Here are some questions that I would expect to get from business.
Q:"What have I heard about this technology?" A: Probably nothing. Haskell isn't very well known in the programming community (out of 6 co-workers asked, one had used Haskell in a single college class), let alone the business community. Business has become very wary about accepting technologies that are obscure.
At Imperial College (top european science and technology university) all DOC undergradutes taught Haskell as main teaching language - so no shortage of top-quality trained graduates...
Q:"What can I do with this language that I can't do now?" A:Well nothing. It can certainly do some things better then the current languages out there, but its just another general purpose language.
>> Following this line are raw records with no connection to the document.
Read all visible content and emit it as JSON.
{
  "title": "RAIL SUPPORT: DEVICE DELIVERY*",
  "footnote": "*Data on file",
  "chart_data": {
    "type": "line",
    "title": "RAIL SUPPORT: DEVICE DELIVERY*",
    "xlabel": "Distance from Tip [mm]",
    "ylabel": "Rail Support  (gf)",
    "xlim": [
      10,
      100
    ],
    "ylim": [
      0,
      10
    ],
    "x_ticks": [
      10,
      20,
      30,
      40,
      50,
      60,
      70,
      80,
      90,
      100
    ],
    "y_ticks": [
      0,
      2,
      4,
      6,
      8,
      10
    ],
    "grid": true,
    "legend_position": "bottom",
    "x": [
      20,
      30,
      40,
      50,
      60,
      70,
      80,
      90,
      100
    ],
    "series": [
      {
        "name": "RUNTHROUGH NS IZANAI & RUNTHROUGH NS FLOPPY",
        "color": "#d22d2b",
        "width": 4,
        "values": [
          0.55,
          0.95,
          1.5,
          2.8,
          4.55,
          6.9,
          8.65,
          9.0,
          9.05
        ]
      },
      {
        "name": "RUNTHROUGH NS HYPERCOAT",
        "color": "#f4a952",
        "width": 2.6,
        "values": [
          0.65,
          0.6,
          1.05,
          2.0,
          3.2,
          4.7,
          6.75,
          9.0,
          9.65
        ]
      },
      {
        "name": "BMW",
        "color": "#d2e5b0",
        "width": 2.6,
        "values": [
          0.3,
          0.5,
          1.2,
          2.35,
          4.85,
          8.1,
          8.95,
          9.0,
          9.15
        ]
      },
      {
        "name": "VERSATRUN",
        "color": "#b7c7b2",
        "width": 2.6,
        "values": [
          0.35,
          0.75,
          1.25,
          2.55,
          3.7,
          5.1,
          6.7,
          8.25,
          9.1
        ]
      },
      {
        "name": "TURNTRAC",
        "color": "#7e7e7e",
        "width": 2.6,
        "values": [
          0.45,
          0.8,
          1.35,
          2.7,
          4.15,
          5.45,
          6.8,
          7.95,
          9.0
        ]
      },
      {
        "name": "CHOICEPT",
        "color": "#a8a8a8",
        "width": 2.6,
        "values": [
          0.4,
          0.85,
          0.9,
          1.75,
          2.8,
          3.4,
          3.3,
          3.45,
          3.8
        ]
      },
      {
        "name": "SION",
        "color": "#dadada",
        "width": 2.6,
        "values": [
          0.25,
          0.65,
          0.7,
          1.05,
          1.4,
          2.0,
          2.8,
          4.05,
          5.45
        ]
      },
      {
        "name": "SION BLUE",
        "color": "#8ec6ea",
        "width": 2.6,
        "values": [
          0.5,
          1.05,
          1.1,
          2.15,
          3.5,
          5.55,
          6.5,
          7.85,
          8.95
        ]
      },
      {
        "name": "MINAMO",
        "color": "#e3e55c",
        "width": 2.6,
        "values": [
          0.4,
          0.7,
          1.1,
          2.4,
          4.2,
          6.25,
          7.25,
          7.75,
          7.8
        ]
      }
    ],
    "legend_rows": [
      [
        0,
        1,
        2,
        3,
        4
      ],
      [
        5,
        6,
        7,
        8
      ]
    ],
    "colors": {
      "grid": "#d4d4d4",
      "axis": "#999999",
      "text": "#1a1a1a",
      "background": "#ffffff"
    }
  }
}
Get static guarantees that a program won't crash... programs can be buffer-overflow proof (list based strings) and more reliable
Q:"Will it require training?" A: Oh yes, we're talking about a different way of looking at programs. On the surface level it should be fairly easy to pick up but it will take some time before the engineers are able to produce decent work. Oh and there are no training classes we can send people to. They will have to learn on their own.
See answer to 1
Q:"Whats the market like for Haskell programmers?" A: Well there isn't one. Which means that if business was going to advertise for someone with haskell programming knowledge they are going to end some spending a premium on them.
See answer to 1
Q:"Why should we support yet another programming language?" A: Because this is a better language. (Wouldn't work as an answer but I would give it a try. )
Its not yet another programming language - it's the future and you don't want to be left behind... Keean.